17 Nisan 2010 Cumartesi

Chasing rabbits.

Belki de kahveden. Belki de biradan. Belki de sigaradan Belki de aynı cümlelerden. Belki de aynı şehirden. Aynı duvarlardan,aynı insanlardan.
Aynı diyaloglardan. Ciltleri değişmiş-aynı cümlelerden oluşan kağıtlardan. Sesleri değişmiş-aynı sözlerden.
Belki de benden.
Belki de senden.
Ama en çok da kendimden.
Sıkıldım.

Evet,saçmalicam şu an. Neden mi,sıkıldık yazmadık mı daha demin?
Kasan cümlelerimden de sıkıldım,bu yüzden enseye şaplak bir entry girmek istedim. Herkese saydırıcam evet. Çünkü yapacak daha iyi bir işim yok,şikayet etmekten başka. 20 yılımın en az 10 yılını şikayet ederek geçirmişimdir muhtemelen,ama benim sorunum değil küçük prenses tavırlarımı kimsenin çekemiyo olması,bu yüzden,kendimin de çekemiyo olmasından ötürü olsa gerek,dadaist bir entry girmekteyim an itibariyle.

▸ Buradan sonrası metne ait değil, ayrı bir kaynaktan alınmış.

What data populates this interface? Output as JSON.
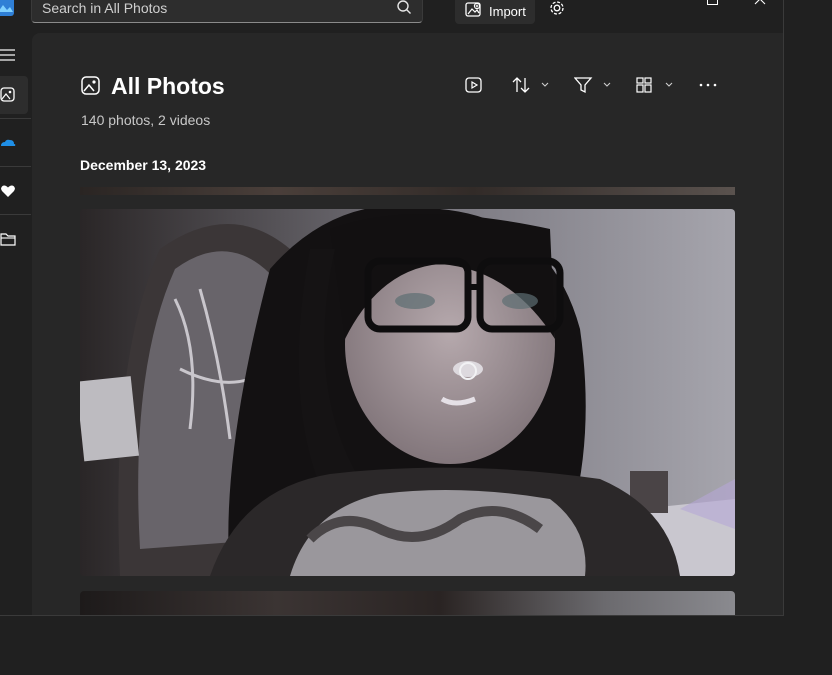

Öncelikle,sevgili R.Ş. (çok şifreliyim yeğen),20 yıldır ben seni çözemedim. Artık umrumda da değil biliyomusun,aramışsın-aramamışsın,sarılmışsın-sarılmamışsın,hayatımda varmışsın-yokmuşsun. Kafama artık takamicam. Artık 6 yaşımda çekildiğimiz fotoğraflara bakıp üzülemicem,neden diye soramicam kendime. Sıkıldım çünkü bunu yapmaktan. Seni geçiyoruz,sırada çok sevgili N.Ş. var; en çok da senden sıkıldım. Ben her otobüse bindiğimde arkamdan ağlamandan,ve senin beni göremeyeceğinden-otobüsün yeterince uzaklaştığından emin olunca benimde ağlamamdan çok sıkıldım. Hayatının bu kadar kötü olmasından,56 yılının bu kadar acımasız geçmesinden,herkesin derdini çekmenden ama kimsenin senin derdini çekmemesinden,hep üzülmenden,hep mutsuz olmandan-çok mutsuz olmandan sıkıldım.
Kendime de girerdim şimdi ama,gereği yok,asıl kendimi hiç çekemem şu an.
Dada.

Evden çıkmaktan-evden çıkmamaktan.
Jane Austen olmaktan,Wilde'dan,Sartre'dan,hepsinden sıkıldım.
Ve artık umut-wait for it- etmekten, kısacası -here it comes- 'UMUT' kelimesinden sıkıldım.
20 yıldır ediyoruz lan,nereye ediyoruz kime ediyoruz? Hala gecenin üçünde kahve içerek bunları yazıyorum ben? Neye inanıyoruz,hayır neyin olmasını bekliyoruz ki?
Ha pardon,çok özür dilerim,evet 'O'. Gelicekti bi gün falan,çok sevicektik-çok sevilicektik falan. Falan feşmekan. Bizi kurtarıcakmışta,alıp götürücekmişte,elimizde Dorian Gray'in Portesi'ni görücekmişte. Hepsi tesadüf işiymişte. Bi gidin lan. Gerçekten gidin. Gelmeyin ama geri. Summer'ın da allah belasını versin.
Bu film benim için bitmiştir,daha da izlemem.
Dada.

Bavulumu alıp Paris'e kaçıyorum,bi süre gözükmicem ortalarda.da.dada. Hadi neden diye sorun,sormadınız?Olsun ben gene de söyliyim,SIKILDIM.

Dada ki ne dada.

Bugün bi çeyrek bilet daha aldık,bakalım,o çıkarsa sıkılmaktan vazgeçebilirim,asıl o zaman tanımicam alayınızı. Hadi bakalım der giderim.

Dada.


1 yorum:

aksendaz dedi ki...

''they sing raindrops falling on my head but that doesn't mean that i'm dead.''

Biz daha ölmedik hazal. Belki çabalıyorlar ama daha bitmedik. Biz bitmeyeceğiz, dibi gördüğümüz gibi tekrar yükseleceğiz suda. Saçlarımız dalgalara karışacak, özgürlüğü göz kapaklarımızda hissedeceğiz. Bir gün buraları bırakıp kaçacağız. Ilık rüzgarlarda uçuşacak üzerimizdeki ince bluz. Biz bigün gideceğiz. İşte o gün ne ''O'' olacak aklımızda, ne de başkası.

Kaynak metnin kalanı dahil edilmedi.